Last night, I wrote a blog post about a bad signup experience with Square, posted it to Hacker News, and left to get dinner. I wrote it so others who share my predicament might find it by searching the web and get some more information about how Square’s verification works. I didn’t expect very many people to care — the experience I described is an edge case that affects few users. I didn’t even optimize the PNGs.
For the first half hour, not much happened. But if your post can reach 25 points or so, it gets tweeted by a bunch of Hacker News bots. That’s when it starts to spread like wildfire.
In a short period of time, my site received about 15,000 requests, peaking at 10 or so requests per second. This is nothing for most larger sites. But my site is running on the equivalent of a netbook — could it handle the load?

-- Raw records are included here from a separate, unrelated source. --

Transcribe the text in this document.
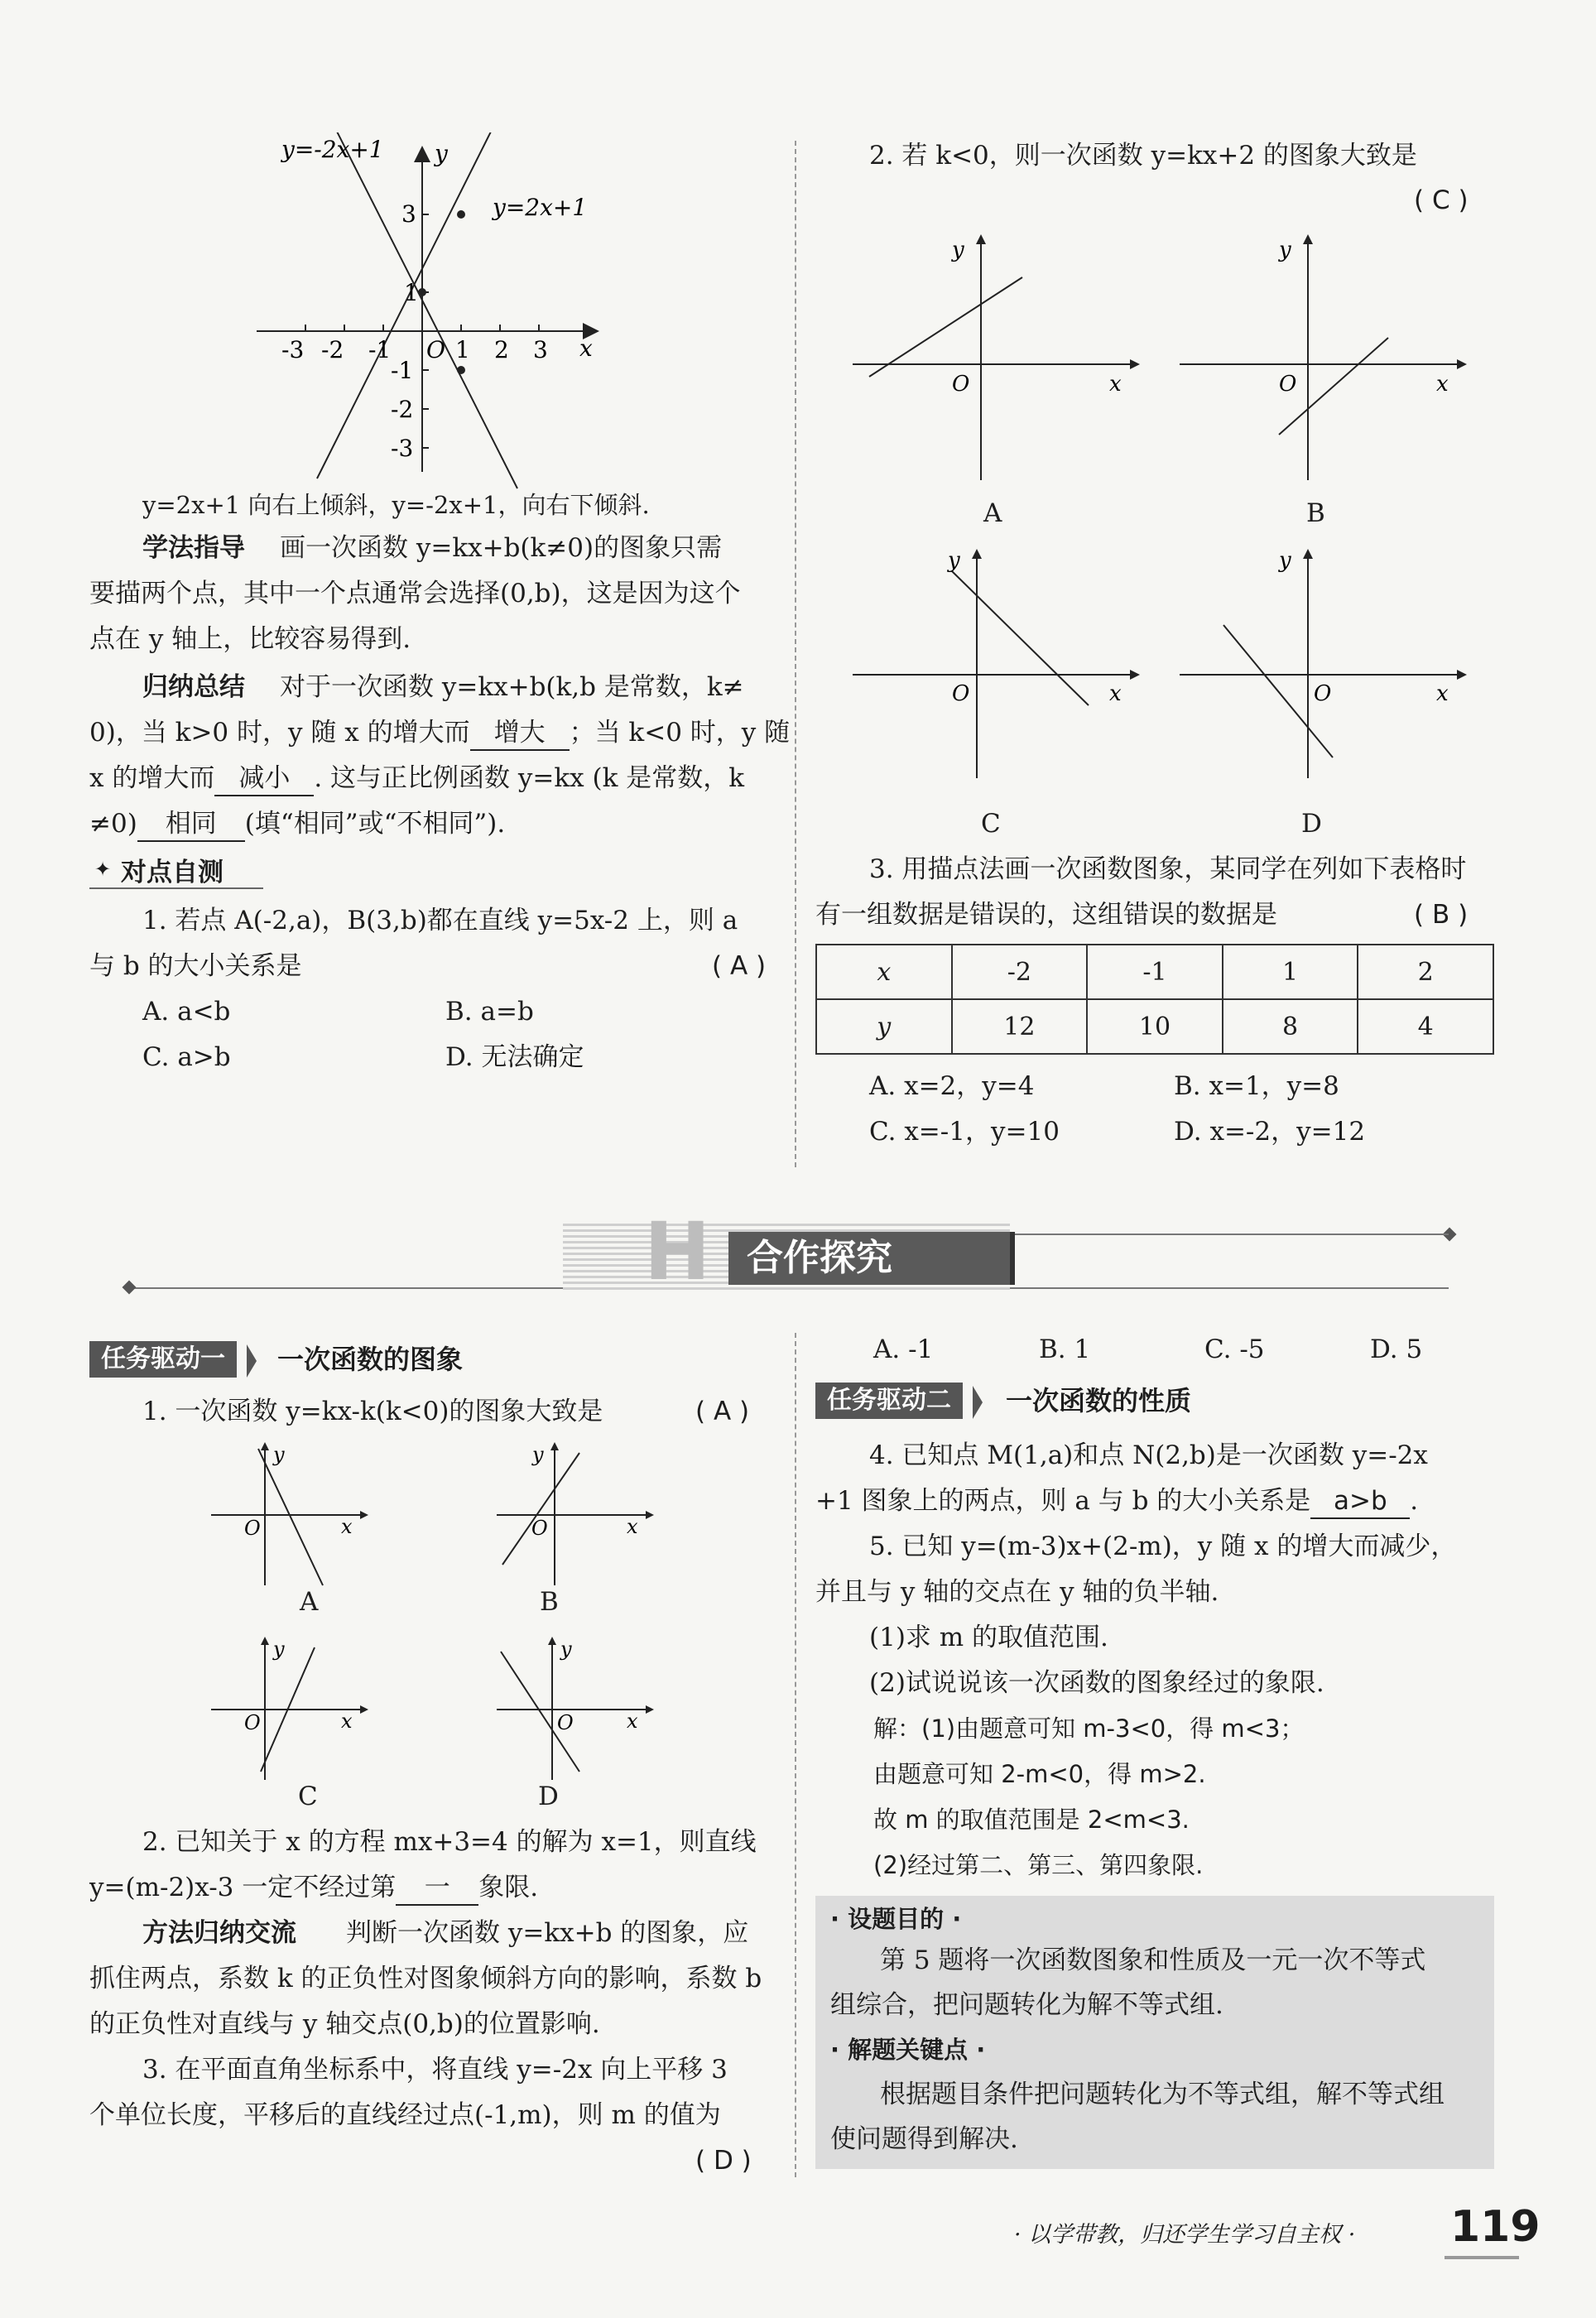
y=-2x+1
y=2x+1
y
x
O
-3 -2 -1	1 2 3
3
1
-1
-2
-3
y=2x+1 向右上倾斜，y=-2x+1，向右下倾斜.
学法指导 画一次函数 y=kx+b(k≠0)的图象只需
要描两个点，其中一个点通常会选择(0,b)，这是因为这个
点在 y 轴上，比较容易得到.
归纳总结 对于一次函数 y=kx+b(k,b 是常数，k≠
0)，当 k>0 时，y 随 x 的增大而 增大 ；当 k<0 时，y 随
x 的增大而 减小 . 这与正比例函数 y=kx (k 是常数，k
≠0) 相同 (填“相同”或“不相同”).
✦ 对点自测
1. 若点 A(-2,a)，B(3,b)都在直线 y=5x-2 上，则 a
与 b 的大小关系是	( A )
A. a<b	B. a=b
C. a>b	D. 无法确定
2. 若 k<0，则一次函数 y=kx+2 的图象大致是
( C )
y
x
O
A
y
x
O
B
y
x
O
C
y
x
O
D
3. 用描点法画一次函数图象，某同学在列如下表格时
有一组数据是错误的，这组错误的数据是	( B )
x	-2	-1	1	2
y	12	10	8	4
A. x=2，y=4	B. x=1，y=8
C. x=-1，y=10	D. x=-2，y=12
H 合作探究
任务驱动一	一次函数的图象
1. 一次函数 y=kx-k(k<0)的图象大致是	( A )
y
x
O
A
y
x
O
B
y
x
O
C
y
x
O
D
2. 已知关于 x 的方程 mx+3=4 的解为 x=1，则直线
y=(m-2)x-3 一定不经过第 一 象限.
方法归纳交流 判断一次函数 y=kx+b 的图象，应
抓住两点，系数 k 的正负性对图象倾斜方向的影响，系数 b
的正负性对直线与 y 轴交点(0,b)的位置影响.
3. 在平面直角坐标系中，将直线 y=-2x 向上平移 3
个单位长度，平移后的直线经过点(-1,m)，则 m 的值为
( D )
A. -1	B. 1	C. -5	D. 5
任务驱动二	一次函数的性质
4. 已知点 M(1,a)和点 N(2,b)是一次函数 y=-2x
+1 图象上的两点，则 a 与 b 的大小关系是 a>b .
5. 已知 y=(m-3)x+(2-m)，y 随 x 的增大而减少，
并且与 y 轴的交点在 y 轴的负半轴.
(1)求 m 的取值范围.
(2)试说说该一次函数的图象经过的象限.
解：(1)由题意可知 m-3<0，得 m<3；
由题意可知 2-m<0，得 m>2.
故 m 的取值范围是 2<m<3.
(2)经过第二、第三、第四象限.
· 设题目的 ·
第 5 题将一次函数图象和性质及一元一次不等式
组综合，把问题转化为解不等式组.
· 解题关键点 ·
根据题目条件把问题转化为不等式组，解不等式组
使问题得到解决.
· 以学带教，归还学生学习自主权 · 119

In short, yes. There was a flurry of disk activity at the beginning, as Apache loaded some files for the first time. Then, since the site is lightweight enough to be completely cached in memory, physical disk usage dropped to a trickle of writes for the log files.
The CPU could’ve handled about 10 to 15 times the traffic without a problem. In fact, if Apache were better optimized for ARM, I could’ve used a Raspberry Pi to serve the site. (Had this been an uncached WordPress site, the server would’ve been toast.)
Latency stayed below 200 ms for the most part.